Diana Carolina Alfonso

George Floyd fue asesinado el 25 de mayo en Minessota, Estados Unidos. Este suceso ha desatado una ola movilizaciones sociales contra el racismo y la brutalidad policial en todo el mundo. La repuesta de Donald Trump, el presidente norteamericano, fue mostrarse públicamente con la policía y además sacar al ejército a la calle para reprimir las movilizaciones antirracistas. Es importante recordar que el gobierno norteamericano ha invadido militarmente toda la periferia mundial, con la excusa de la protección a la democracia y la paz social, incurriendo constantemente en actos racistas y todo tipo de violaciones contra los derechos humanos.

En Latinoamérica el dominio neocolonial de los Estados Unidos se ha perpetrado con atropellos constantes a las soberanías nacionales, por medio del asesinato selectivo y las violaciones a mujeres e infancias. México fue la primera víctima de la tristemente célebre doctrina Monroe (léase América para Estados Unidos). Entre 1846 y 1848 la nación del Tío Sam llevó a cabo una guerra contra el país latinoamericano, donde éste último perdió casi la mitad de su territorio (Texas y California). La herida colonial al sur del Río Bravo supura con la sangre de las mujeres asesinadas. Ciudad Juárez es hoy una de las metrópolis con mayores tasas de femicidio en toda Latinoamérica.

En la actualidad Haití y Colombia son dos casos paradigmáticos para entender el dominio norteamericano en sus prácticas coactivas, patriarcales y neoliberales.
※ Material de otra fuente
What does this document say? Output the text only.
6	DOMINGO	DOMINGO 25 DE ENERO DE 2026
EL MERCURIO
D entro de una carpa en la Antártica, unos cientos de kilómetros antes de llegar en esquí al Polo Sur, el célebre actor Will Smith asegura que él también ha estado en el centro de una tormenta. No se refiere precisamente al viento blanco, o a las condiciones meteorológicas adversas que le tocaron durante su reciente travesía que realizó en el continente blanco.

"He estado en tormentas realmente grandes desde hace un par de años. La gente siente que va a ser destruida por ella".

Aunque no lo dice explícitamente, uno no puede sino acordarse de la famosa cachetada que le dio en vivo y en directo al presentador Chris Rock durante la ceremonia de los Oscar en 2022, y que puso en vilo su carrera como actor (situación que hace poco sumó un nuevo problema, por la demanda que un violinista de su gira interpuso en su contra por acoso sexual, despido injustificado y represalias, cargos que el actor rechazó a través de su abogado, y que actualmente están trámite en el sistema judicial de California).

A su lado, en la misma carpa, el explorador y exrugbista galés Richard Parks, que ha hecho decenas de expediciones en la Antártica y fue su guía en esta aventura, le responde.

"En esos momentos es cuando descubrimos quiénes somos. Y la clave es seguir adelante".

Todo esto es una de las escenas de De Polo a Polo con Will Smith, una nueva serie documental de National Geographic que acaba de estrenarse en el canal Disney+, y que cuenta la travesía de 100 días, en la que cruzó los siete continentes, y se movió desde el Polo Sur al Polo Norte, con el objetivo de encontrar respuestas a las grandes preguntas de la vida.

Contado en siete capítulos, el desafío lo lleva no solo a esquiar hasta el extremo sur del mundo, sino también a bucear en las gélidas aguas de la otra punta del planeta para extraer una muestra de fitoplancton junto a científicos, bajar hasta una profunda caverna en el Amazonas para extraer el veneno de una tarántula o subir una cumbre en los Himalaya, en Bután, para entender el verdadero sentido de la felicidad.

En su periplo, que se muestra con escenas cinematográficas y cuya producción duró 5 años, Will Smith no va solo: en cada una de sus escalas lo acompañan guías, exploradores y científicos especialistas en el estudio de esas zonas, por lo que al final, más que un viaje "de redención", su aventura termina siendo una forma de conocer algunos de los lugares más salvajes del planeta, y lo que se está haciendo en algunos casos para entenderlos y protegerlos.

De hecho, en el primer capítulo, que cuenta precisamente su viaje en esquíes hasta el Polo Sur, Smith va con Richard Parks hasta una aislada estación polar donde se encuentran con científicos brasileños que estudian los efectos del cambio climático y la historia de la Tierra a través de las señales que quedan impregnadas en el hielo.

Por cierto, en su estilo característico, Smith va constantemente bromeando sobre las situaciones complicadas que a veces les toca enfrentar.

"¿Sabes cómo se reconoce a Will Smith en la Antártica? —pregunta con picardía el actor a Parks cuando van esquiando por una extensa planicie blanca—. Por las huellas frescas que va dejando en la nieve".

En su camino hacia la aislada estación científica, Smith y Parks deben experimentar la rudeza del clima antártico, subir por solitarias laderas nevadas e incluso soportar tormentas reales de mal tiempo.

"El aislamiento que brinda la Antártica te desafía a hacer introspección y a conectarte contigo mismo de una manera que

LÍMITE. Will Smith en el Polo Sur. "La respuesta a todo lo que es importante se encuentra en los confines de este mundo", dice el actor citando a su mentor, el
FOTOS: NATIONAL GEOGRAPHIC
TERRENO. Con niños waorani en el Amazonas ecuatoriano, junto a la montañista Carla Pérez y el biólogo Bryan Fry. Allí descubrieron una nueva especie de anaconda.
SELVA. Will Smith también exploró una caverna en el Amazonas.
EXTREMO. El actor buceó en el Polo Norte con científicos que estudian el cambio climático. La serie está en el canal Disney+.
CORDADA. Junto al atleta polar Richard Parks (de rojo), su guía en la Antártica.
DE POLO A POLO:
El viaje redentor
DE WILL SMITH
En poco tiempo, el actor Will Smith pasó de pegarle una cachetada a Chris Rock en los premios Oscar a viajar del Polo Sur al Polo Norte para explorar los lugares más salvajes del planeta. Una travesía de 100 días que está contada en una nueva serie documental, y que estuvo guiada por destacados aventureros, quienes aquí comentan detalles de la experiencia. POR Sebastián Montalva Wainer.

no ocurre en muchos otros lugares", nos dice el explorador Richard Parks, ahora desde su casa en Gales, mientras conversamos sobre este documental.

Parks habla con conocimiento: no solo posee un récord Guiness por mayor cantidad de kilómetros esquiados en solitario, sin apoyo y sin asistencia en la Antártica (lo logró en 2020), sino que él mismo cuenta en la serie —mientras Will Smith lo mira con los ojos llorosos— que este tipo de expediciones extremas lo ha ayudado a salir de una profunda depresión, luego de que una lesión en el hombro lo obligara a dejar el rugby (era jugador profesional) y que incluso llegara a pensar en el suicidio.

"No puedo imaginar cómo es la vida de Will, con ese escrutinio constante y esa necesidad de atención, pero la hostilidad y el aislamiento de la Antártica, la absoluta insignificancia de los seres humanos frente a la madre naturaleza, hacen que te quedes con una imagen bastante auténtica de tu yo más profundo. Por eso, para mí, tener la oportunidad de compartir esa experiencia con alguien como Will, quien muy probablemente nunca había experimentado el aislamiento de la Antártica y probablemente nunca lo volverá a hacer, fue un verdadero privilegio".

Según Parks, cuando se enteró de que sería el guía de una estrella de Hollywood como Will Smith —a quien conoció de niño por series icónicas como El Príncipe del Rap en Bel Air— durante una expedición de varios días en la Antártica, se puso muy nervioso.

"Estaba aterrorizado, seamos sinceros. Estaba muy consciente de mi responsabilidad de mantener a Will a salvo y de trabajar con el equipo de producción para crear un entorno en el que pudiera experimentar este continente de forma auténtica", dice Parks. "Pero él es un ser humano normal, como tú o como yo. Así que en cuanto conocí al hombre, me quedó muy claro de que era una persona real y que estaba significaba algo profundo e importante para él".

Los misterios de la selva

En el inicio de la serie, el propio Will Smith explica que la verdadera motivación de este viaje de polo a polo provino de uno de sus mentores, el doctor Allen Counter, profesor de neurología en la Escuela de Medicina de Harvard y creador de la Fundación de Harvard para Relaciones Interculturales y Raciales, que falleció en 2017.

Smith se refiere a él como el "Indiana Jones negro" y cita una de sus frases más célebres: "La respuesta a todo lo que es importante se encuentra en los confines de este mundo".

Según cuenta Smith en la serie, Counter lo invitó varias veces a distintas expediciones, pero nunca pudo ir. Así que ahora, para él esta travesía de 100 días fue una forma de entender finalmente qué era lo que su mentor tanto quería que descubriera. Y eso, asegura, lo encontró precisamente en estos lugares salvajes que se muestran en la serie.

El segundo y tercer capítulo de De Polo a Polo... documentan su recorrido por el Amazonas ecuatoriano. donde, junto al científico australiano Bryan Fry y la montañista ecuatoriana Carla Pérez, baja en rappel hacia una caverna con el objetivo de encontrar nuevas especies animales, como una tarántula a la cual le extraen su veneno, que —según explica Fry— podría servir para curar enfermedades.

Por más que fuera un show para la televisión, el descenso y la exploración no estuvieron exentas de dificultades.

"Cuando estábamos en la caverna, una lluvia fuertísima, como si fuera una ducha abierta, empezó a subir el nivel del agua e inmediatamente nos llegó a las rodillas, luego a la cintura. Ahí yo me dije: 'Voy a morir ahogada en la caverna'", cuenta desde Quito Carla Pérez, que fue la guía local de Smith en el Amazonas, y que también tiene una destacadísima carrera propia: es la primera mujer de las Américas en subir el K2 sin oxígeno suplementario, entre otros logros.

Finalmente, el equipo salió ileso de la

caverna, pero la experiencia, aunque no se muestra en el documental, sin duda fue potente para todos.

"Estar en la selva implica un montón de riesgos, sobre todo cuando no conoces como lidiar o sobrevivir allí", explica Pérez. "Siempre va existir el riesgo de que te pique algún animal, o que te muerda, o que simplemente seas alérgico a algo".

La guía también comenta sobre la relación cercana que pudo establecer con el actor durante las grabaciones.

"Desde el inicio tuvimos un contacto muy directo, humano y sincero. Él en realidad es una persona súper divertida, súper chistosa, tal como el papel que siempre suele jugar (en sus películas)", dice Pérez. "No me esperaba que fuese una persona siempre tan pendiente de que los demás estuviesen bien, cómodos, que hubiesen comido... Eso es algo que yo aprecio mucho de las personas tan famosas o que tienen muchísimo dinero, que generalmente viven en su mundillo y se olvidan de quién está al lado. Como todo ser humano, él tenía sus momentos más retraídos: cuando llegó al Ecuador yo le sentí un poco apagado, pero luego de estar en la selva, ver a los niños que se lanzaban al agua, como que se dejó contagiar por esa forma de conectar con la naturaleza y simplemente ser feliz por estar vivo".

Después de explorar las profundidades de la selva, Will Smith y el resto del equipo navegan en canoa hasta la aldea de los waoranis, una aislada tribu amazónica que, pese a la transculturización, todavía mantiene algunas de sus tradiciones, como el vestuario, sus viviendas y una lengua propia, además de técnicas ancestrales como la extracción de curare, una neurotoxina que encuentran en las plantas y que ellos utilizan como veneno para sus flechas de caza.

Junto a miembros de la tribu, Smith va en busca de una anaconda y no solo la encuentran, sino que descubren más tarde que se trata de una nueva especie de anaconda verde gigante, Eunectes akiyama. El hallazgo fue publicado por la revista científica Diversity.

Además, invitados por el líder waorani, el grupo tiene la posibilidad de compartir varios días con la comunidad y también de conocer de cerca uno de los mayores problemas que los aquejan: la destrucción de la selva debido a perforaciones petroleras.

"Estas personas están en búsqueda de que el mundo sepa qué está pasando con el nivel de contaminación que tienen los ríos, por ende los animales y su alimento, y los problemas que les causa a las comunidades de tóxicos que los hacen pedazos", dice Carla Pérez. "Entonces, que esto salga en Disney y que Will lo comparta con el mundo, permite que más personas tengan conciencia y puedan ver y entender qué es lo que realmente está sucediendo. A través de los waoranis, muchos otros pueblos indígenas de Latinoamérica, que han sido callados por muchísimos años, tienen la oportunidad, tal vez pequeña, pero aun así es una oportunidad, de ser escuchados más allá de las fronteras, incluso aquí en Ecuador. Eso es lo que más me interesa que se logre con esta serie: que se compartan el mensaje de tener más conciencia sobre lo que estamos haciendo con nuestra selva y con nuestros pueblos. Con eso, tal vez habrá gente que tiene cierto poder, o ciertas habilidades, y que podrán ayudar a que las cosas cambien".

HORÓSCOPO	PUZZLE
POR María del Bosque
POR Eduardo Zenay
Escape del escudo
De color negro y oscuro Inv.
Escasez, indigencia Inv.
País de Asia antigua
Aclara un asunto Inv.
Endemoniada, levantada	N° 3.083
Lejos de defender la democracia, los abusos del patriarcado militar norteamericano han instituido formas concretas de dominación sobre los cuerpos de las mujeres de estos países.

Tras la firma del Plan Colombia, al menos 53 niñas colombianas fueron violadas por soldados y contratistas de EE.UU., quienes además grabaron los abusos y vendieron los videos como material pornográfico, según denuncia el «Informe de la Comisión Histórica del Conflicto y sus Víctimas».

Los vínculos de impunidad entre el ejército colombiano y las fuerzas de seguridad norteamericanas han impulsado prácticas pederastas al interior de las comunidades. En los últimos días siete militares colombianos admitieron haber violado a una niña de 13 años de la comunidad embera.

Según Malka Orozco (militante de Colombia Humana, residente en Argentina) las instituciones del Estado Colombiano siguen perpetuando crímenes de lesa humanidad en un contexto de guerra. En Colombia, según datos del Centro Nacional de Memoria Histórica, se registran más de 24 mil delitos contra la libertad e integridad sexuales en el marco del conflicto armado. Teniendo en cuenta que el conflicto se ha extendido por más de 70 años, las cifras oficiales tendrían que multiplicarse exponencialmente.

En Haití la intervención militar y económica norteamericana también ha generado un contexto propicio para la explotación sexual de mujeres e infancias. Los militares extranjeros de las tropas de la ONU y el ejército norteamericano, aún no han respondido por las violaciones masivas cometidas durante las casi dos décadas de su incursión en el país antillano. Mientras tanto la población haitiana les responsabiliza de fomentar la mercantilización de la niñez y las relaciones sexuales.

El crecimiento de la prostitución forzada es consecuencia de la miseria impuesta por las naciones injerencistas de la MINUJUSTH. Desde entonces las enfermedades de transmisión sexual se suman a las plagas del contacto imperial, como lo fuera el brote de cólera en el 2010 cuando varones de las tropas nepalíes defecaron en las riberas del río Artibonito, la mayor fuente acuífera del país. En Haití la presencia norteamericana es responsable, por demás, de la insostenibilidad económica y la corrupción. Uno de los efectos de la escasez estructural en el país antillano es el llamado fenómeno restavek.

En las palabras de Daphnée Joseph (militante feminista haitiana residente en la ciudad de Buenos Aires) el fenómeno restavek es consecuencia de la pobreza de las clases rurales, quienes se ven obligadas a dar a sus hijos e hijas en adopción para el trabajo doméstico. Estos niños trabajan en condiciones de semiesclavitud y en muchas ocasiones son abusados sexualmente. Huelga recordar que Estados Unidos inhabilitó la soberanía alimentaria haitiana, obligándole a consumir artículos de sus redes comerciales. El cercenamiento de la capacidad de autoabastecimiento ha instaurado relaciones de extrema dependencia económica, generando la muerte por inanición de miles de familias campesinas.